Welchen Zusammenhang gibt es zu Wylers Filmmaterial?

Karteikarte Strauss 1945 NARA

Wylers Filmmaterial

Die Filmkamera von Wyler geht nicht zufällig genau auf dieses Stück „Die Liebe der Danae“ ein. Die Szenen des Rohmaterials sind durchgehend inszeniert, von den Pfingstrosen (die im Rohmaterial 2 mal gedreht ist) bis zu den Close Ups des leise singend in der Partitur lesenden Komponisten. Klaus Mann schildert sein Gespräch „in front of his stately villa, under the beautiful trees of his large well-kept garden“. Und erwähnt, dass er zwei Begleiter hatte. Genau dort nimmt die Kamera Richard Strauss ins Visier und versäumt nicht, zuvor ein Symbol für den herrlichen Garten zu finden.

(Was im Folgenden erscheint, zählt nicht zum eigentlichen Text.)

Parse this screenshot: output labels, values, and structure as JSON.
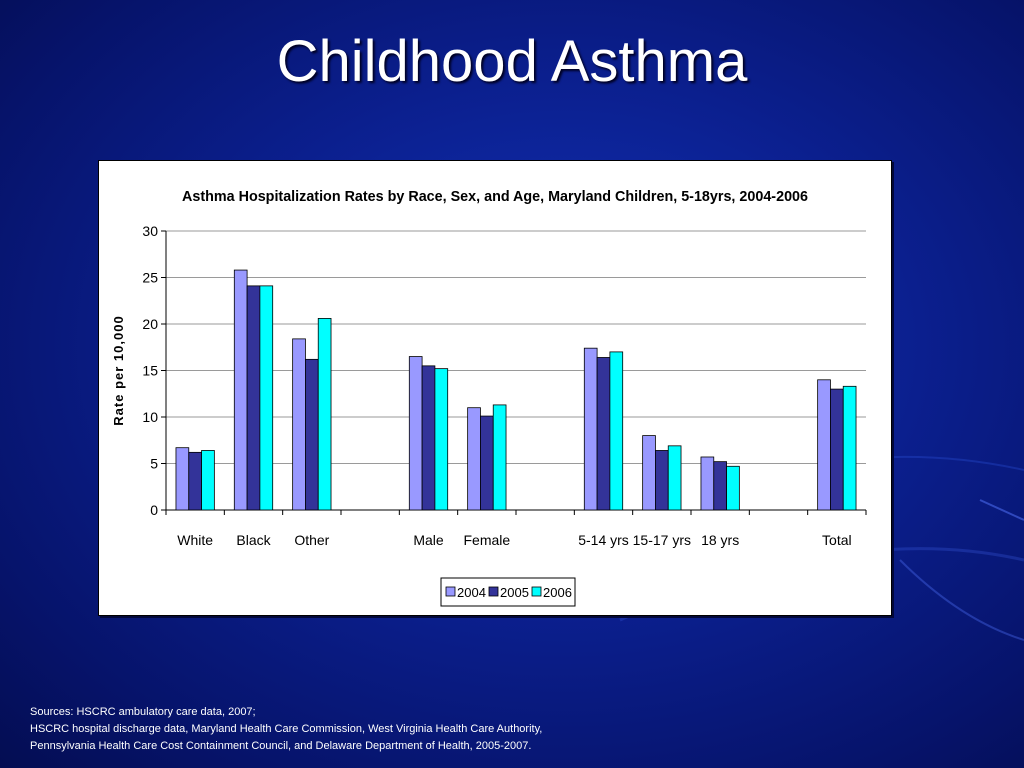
{
  "slide": {
    "title": "Childhood Asthma",
    "sources": [
      "Sources:  HSCRC ambulatory care data, 2007;",
      "HSCRC  hospital discharge data, Maryland Health Care Commission, West Virginia Health Care Authority,",
      "Pennsylvania Health Care Cost Containment Council, and Delaware Department of Health, 2005-2007."
    ]
  },
  "colors": {
    "background": "#0b1f8e",
    "series_2004": "#9999ff",
    "series_2005": "#333399",
    "series_2006": "#00ffff"
  },
  "chart_data": {
    "type": "bar",
    "title": "Asthma Hospitalization Rates by Race, Sex, and Age, Maryland Children, 5-18yrs, 2004-2006",
    "xlabel": "",
    "ylabel": "Rate per 10,000",
    "ylim": [
      0,
      30
    ],
    "yticks": [
      0,
      5,
      10,
      15,
      20,
      25,
      30
    ],
    "grid": true,
    "legend_position": "bottom",
    "categories": [
      "White",
      "Black",
      "Other",
      "",
      "Male",
      "Female",
      "",
      "5-14 yrs",
      "15-17 yrs",
      "18 yrs",
      "",
      "Total"
    ],
    "series": [
      {
        "name": "2004",
        "color": "#9999ff",
        "values": [
          6.7,
          25.8,
          18.4,
          null,
          16.5,
          11.0,
          null,
          17.4,
          8.0,
          5.7,
          null,
          14.0
        ]
      },
      {
        "name": "2005",
        "color": "#333399",
        "values": [
          6.2,
          24.1,
          16.2,
          null,
          15.5,
          10.1,
          null,
          16.4,
          6.4,
          5.2,
          null,
          13.0
        ]
      },
      {
        "name": "2006",
        "color": "#00ffff",
        "values": [
          6.4,
          24.1,
          20.6,
          null,
          15.2,
          11.3,
          null,
          17.0,
          6.9,
          4.7,
          null,
          13.3
        ]
      }
    ]
  }
}
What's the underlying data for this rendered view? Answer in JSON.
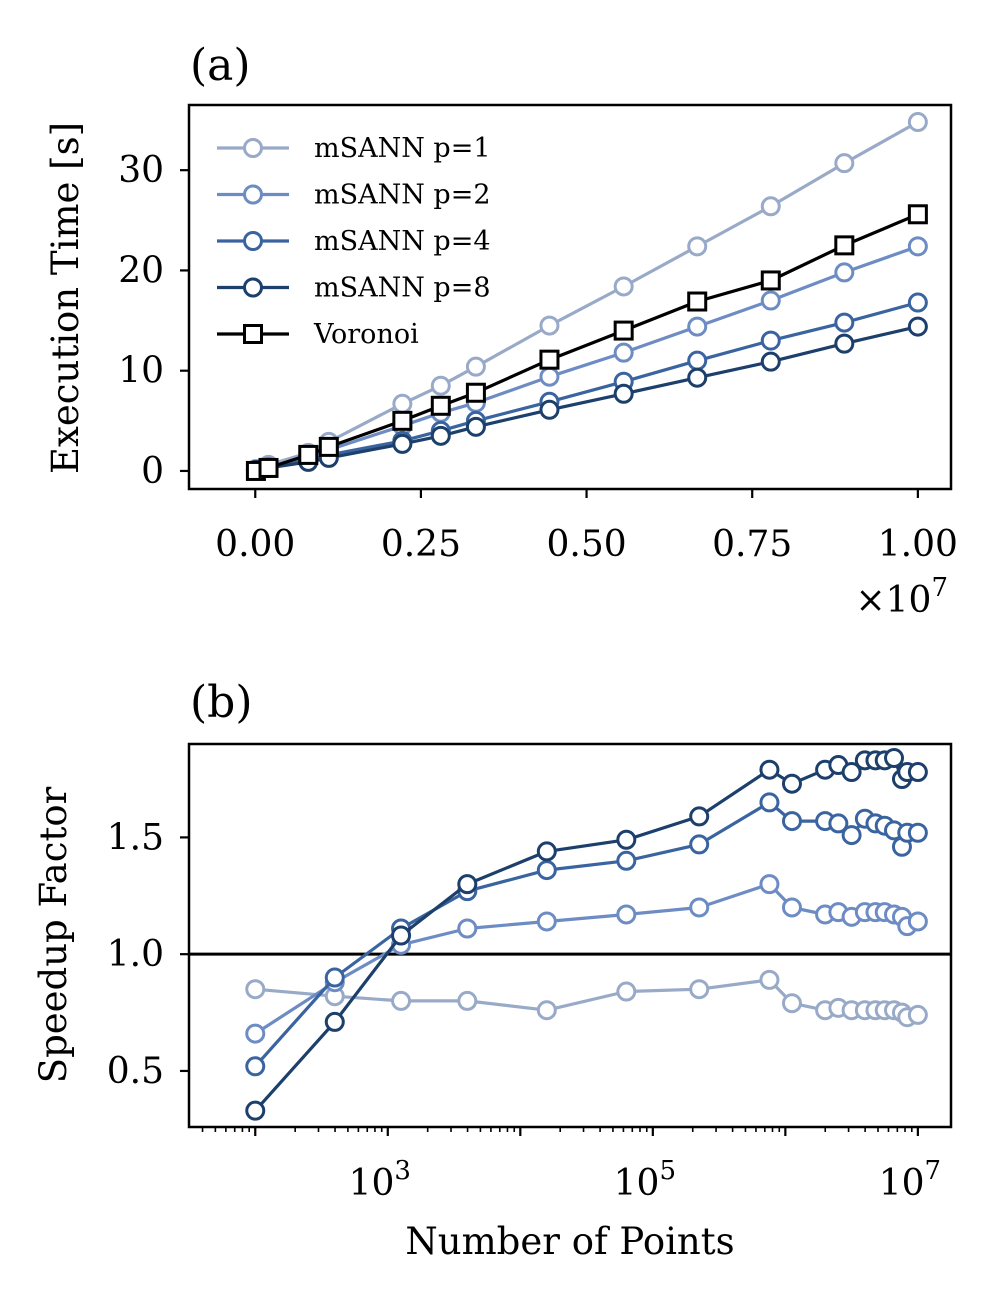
{
  "colors": {
    "p1": "#98aac8",
    "p2": "#6e8cc4",
    "p4": "#3a64a0",
    "p8": "#1c3f6b",
    "voronoi": "#000000"
  },
  "chart_data": [
    {
      "type": "line",
      "panel_label": "(a)",
      "xlabel": "",
      "ylabel": "Execution Time [s]",
      "x_multiplier_label": "×10",
      "x_multiplier_exp": "7",
      "xlim": [
        -0.1,
        1.05
      ],
      "ylim": [
        -1.8,
        36.5
      ],
      "x_ticks": [
        0,
        0.25,
        0.5,
        0.75,
        1.0
      ],
      "x_tick_labels": [
        "0.00",
        "0.25",
        "0.50",
        "0.75",
        "1.00"
      ],
      "y_ticks": [
        0,
        10,
        20,
        30
      ],
      "y_tick_labels": [
        "0",
        "10",
        "20",
        "30"
      ],
      "legend_position": "top-left",
      "series": [
        {
          "name": "mSANN p=1",
          "color_key": "p1",
          "marker": "circle",
          "x": [
            0.001,
            0.02,
            0.08,
            0.111,
            0.222,
            0.28,
            0.333,
            0.444,
            0.556,
            0.667,
            0.778,
            0.889,
            1.0
          ],
          "y": [
            0.2,
            0.6,
            1.8,
            2.9,
            6.7,
            8.5,
            10.4,
            14.5,
            18.4,
            22.4,
            26.4,
            30.7,
            34.8
          ]
        },
        {
          "name": "mSANN p=2",
          "color_key": "p2",
          "marker": "circle",
          "x": [
            0.001,
            0.02,
            0.08,
            0.111,
            0.222,
            0.28,
            0.333,
            0.444,
            0.556,
            0.667,
            0.778,
            0.889,
            1.0
          ],
          "y": [
            0.1,
            0.4,
            1.4,
            2.1,
            4.5,
            5.8,
            6.8,
            9.4,
            11.8,
            14.4,
            17.0,
            19.8,
            22.4
          ]
        },
        {
          "name": "mSANN p=4",
          "color_key": "p4",
          "marker": "circle",
          "x": [
            0.001,
            0.02,
            0.08,
            0.111,
            0.222,
            0.28,
            0.333,
            0.444,
            0.556,
            0.667,
            0.778,
            0.889,
            1.0
          ],
          "y": [
            0.1,
            0.3,
            1.1,
            1.6,
            3.0,
            4.0,
            5.0,
            6.9,
            8.9,
            11.0,
            13.0,
            14.8,
            16.8
          ]
        },
        {
          "name": "mSANN p=8",
          "color_key": "p8",
          "marker": "circle",
          "x": [
            0.001,
            0.02,
            0.08,
            0.111,
            0.222,
            0.28,
            0.333,
            0.444,
            0.556,
            0.667,
            0.778,
            0.889,
            1.0
          ],
          "y": [
            0.1,
            0.3,
            0.9,
            1.3,
            2.7,
            3.5,
            4.4,
            6.1,
            7.7,
            9.3,
            10.9,
            12.7,
            14.4
          ]
        },
        {
          "name": "Voronoi",
          "color_key": "voronoi",
          "marker": "square",
          "x": [
            0.001,
            0.02,
            0.08,
            0.111,
            0.222,
            0.28,
            0.333,
            0.444,
            0.556,
            0.667,
            0.778,
            0.889,
            1.0
          ],
          "y": [
            0.0,
            0.3,
            1.6,
            2.4,
            5.0,
            6.5,
            7.8,
            11.1,
            14.0,
            16.9,
            19.0,
            22.5,
            25.6
          ]
        }
      ]
    },
    {
      "type": "line",
      "panel_label": "(b)",
      "xlabel": "Number of Points",
      "ylabel": "Speedup Factor",
      "x_scale": "log",
      "xlim_log10": [
        1.5,
        7.25
      ],
      "ylim": [
        0.26,
        1.9
      ],
      "x_ticks_log10": [
        3,
        5,
        7
      ],
      "x_tick_base": "10",
      "x_tick_exps": [
        "3",
        "5",
        "7"
      ],
      "y_ticks": [
        0.5,
        1.0,
        1.5
      ],
      "y_tick_labels": [
        "0.5",
        "1.0",
        "1.5"
      ],
      "reference_line_y": 1.0,
      "series": [
        {
          "name": "mSANN p=1",
          "color_key": "p1",
          "x_log10": [
            2.0,
            2.6,
            3.1,
            3.6,
            4.2,
            4.8,
            5.35,
            5.88,
            6.05,
            6.3,
            6.4,
            6.5,
            6.6,
            6.68,
            6.75,
            6.82,
            6.88,
            6.92,
            7.0
          ],
          "y": [
            0.85,
            0.82,
            0.8,
            0.8,
            0.76,
            0.84,
            0.85,
            0.89,
            0.79,
            0.76,
            0.77,
            0.76,
            0.76,
            0.76,
            0.76,
            0.76,
            0.75,
            0.73,
            0.74
          ]
        },
        {
          "name": "mSANN p=2",
          "color_key": "p2",
          "x_log10": [
            2.0,
            2.6,
            3.1,
            3.6,
            4.2,
            4.8,
            5.35,
            5.88,
            6.05,
            6.3,
            6.4,
            6.5,
            6.6,
            6.68,
            6.75,
            6.82,
            6.88,
            6.92,
            7.0
          ],
          "y": [
            0.66,
            0.88,
            1.04,
            1.11,
            1.14,
            1.17,
            1.2,
            1.3,
            1.2,
            1.17,
            1.18,
            1.16,
            1.18,
            1.18,
            1.18,
            1.17,
            1.16,
            1.12,
            1.14
          ]
        },
        {
          "name": "mSANN p=4",
          "color_key": "p4",
          "x_log10": [
            2.0,
            2.6,
            3.1,
            3.6,
            4.2,
            4.8,
            5.35,
            5.88,
            6.05,
            6.3,
            6.4,
            6.5,
            6.6,
            6.68,
            6.75,
            6.82,
            6.88,
            6.92,
            7.0
          ],
          "y": [
            0.52,
            0.9,
            1.11,
            1.27,
            1.36,
            1.4,
            1.47,
            1.65,
            1.57,
            1.57,
            1.56,
            1.51,
            1.58,
            1.56,
            1.55,
            1.53,
            1.46,
            1.52,
            1.52
          ]
        },
        {
          "name": "mSANN p=8",
          "color_key": "p8",
          "x_log10": [
            2.0,
            2.6,
            3.1,
            3.6,
            4.2,
            4.8,
            5.35,
            5.88,
            6.05,
            6.3,
            6.4,
            6.5,
            6.6,
            6.68,
            6.75,
            6.82,
            6.88,
            6.92,
            7.0
          ],
          "y": [
            0.33,
            0.71,
            1.08,
            1.3,
            1.44,
            1.49,
            1.59,
            1.79,
            1.73,
            1.79,
            1.81,
            1.78,
            1.83,
            1.83,
            1.83,
            1.84,
            1.75,
            1.78,
            1.78
          ]
        }
      ]
    }
  ]
}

Was in den National Archives vermerkt ist

Allerdings vermerkt die Karteikarte zu dem hier gezeigten Filmmaterial als Aufnahmezeitpunkt der „Can 9224-1“ den Monat Juni 1945. „Medium shot small hut in the Bavarian Alps – old man picking flowers in foreground – man in Richard Strauss“ und „Date Photo’d: June 1945“. Das Filmmaterial wurde im Juni 1945 zur weiteren Bearbeitung in New York erfasst. Während Klaus Manns Besuch wurde das Material mit Sicherheit nicht gedreht. Aber William Wyler kennt Klaus Mann aus Hollywood. Manns Bericht von der Begegnung mit Richard Strauss erscheint am 29. Mai 1945 unter dem Titel „Strauss still unabashed about ties with the nazis“ in der amerikanischen Soldatenzeitung „The stars and Stripes“. Eine Tage nach dem Artikel von Klaus Mann schickt Wyler ein Team eigens nach Garmisch, das dort die Aufnahmen bei Richard Strauss dreht. William Wyler war nicht dabei, denn er war wegen einer Erkrankung bereits wieder nach Hollywood zurückgekehrt, wie seine Tochter berichtet hat. Was geht wirklich hinter der Stirn dieses weltberühmten Komponisten vor? „Die Liebe der Danae“ – ein Stück der heiteren Entsagung? Der naive Egozentriker? Der Opportunist?